En la prensa leí que Óscar Acevedo es “pionero del jazz” en Colombia. Se olvidó mentar a un gran músico anterior: Armando Manrique Daza… Alberto Calderón Lombana, B/quilla
En efecto, antes de que Óscar Acevedo naciera en 1958, había brillado Armando Manrique Daza, nacido en Riohacha en 1940, esto es, 18 años antes. El libro Jazz en Bogotá (2010), dice que el maestro Acevedo fue uno de los pianistas que admiraron a Manrique y recibieron su legado, por lo que aquel no pudo haber sido pionero del jazz, ni siquiera uno de los primeros, pues cuando surgió ya fulguraban nombres como los de Julio Arnedo, Jimmy Salcedo, Joe Madrid, Edy Martínez y Manrique. Este último, que solo vivió 43 años, muchas veces fue calificado como excepcional, talentoso, “precursor, difusor y primer gran exponente del jazz en Bogotá”… Antes, había establecido en Cali el bar Manricura, que era también el nombre de su grupo de ese momento y su seudónimo cuando en las décadas de los 50, 60 y 70 actuaba en televisión en espacios como Éxito 73 y Espectaculares JES, en los que tocaba sus piezas de jazz o acompañaba a grandes cantantes. Sea esta, pues, una loa al maestro Manrique, para que su nombre no se olvide y siga esculpido en el templo de los grandes músicos que ha dado nuestro país.
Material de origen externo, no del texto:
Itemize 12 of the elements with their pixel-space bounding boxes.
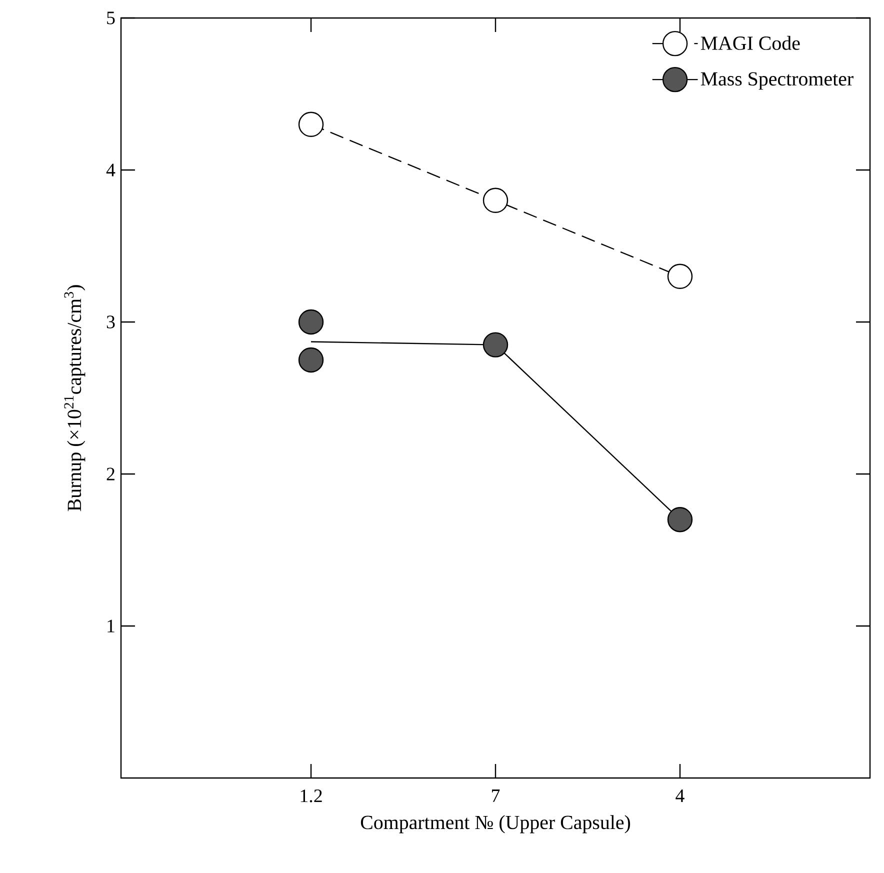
y-tick-label: 1 — [108, 620, 114, 632]
y-tick-label: 4 — [106, 164, 116, 176]
y-tick-label: 5 — [107, 12, 115, 24]
x-tick-label: 7 — [492, 790, 500, 802]
legend-label: MAGI Code — [700, 36, 800, 50]
y-axis-title: Burnup (×10$^{21}$captures/cm$^{3}$) — [64, 285, 86, 512]
legend-label: Mass Spectrometer — [700, 72, 854, 90]
y-tick-label: 3 — [106, 316, 115, 328]
x-tick-label: 1.2 — [300, 790, 322, 802]
x-tick-label: 4 — [676, 790, 684, 802]
y-tick-label: 2 — [106, 468, 114, 480]
x-axis-title: Compartment № (Upper Capsule) — [360, 815, 630, 834]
Los rasgos más reconocidos del ‘boterismo’ son la volumetría y la rotundidad. ¿Podría añadirse el buen manejo de la desproporción? Jorge Atanasio, B/quilla
Aunque para esta pregunta abarcadora hay aquí poco espacio, este sí alcanza para decir que Botero tomó el concepto del volumen de Piero della Francesca y de Tommaso Masaccio, pintores del quatrocentto italiano (siglo 15); igualmente, asimiló de Paolo Ucello y Andrea Mantegna, artistas italianos del mismo siglo, la geometría al fondo de sus cuadros y la traza robusta de sus figuras. Al comienzo de su madurez pictórica, la rotundidad ya es visible en los colores de sus obras, en las que, gracias a una exploración disciplinada, empezó a usar azules, rojos y verdes fuertes y nítidos y sombras rebosadas y concretas. Es casi un lugar común afirmar que la desproporción de su pintura, rasgo que puede añadirse a los dos arriba mencionados, nació con su célebre Bodegón (1956), en el que aparece una mandolina con un orificio resonador demasiado pequeño, que no corresponde a las dimensiones opulentas del instrumento dibujado. Sin duda, nutriéndose con esas ideas, iba dando rienda a su capacidad para sugerir contenidos sensuales y seductores, como con el tiempo se comprobó.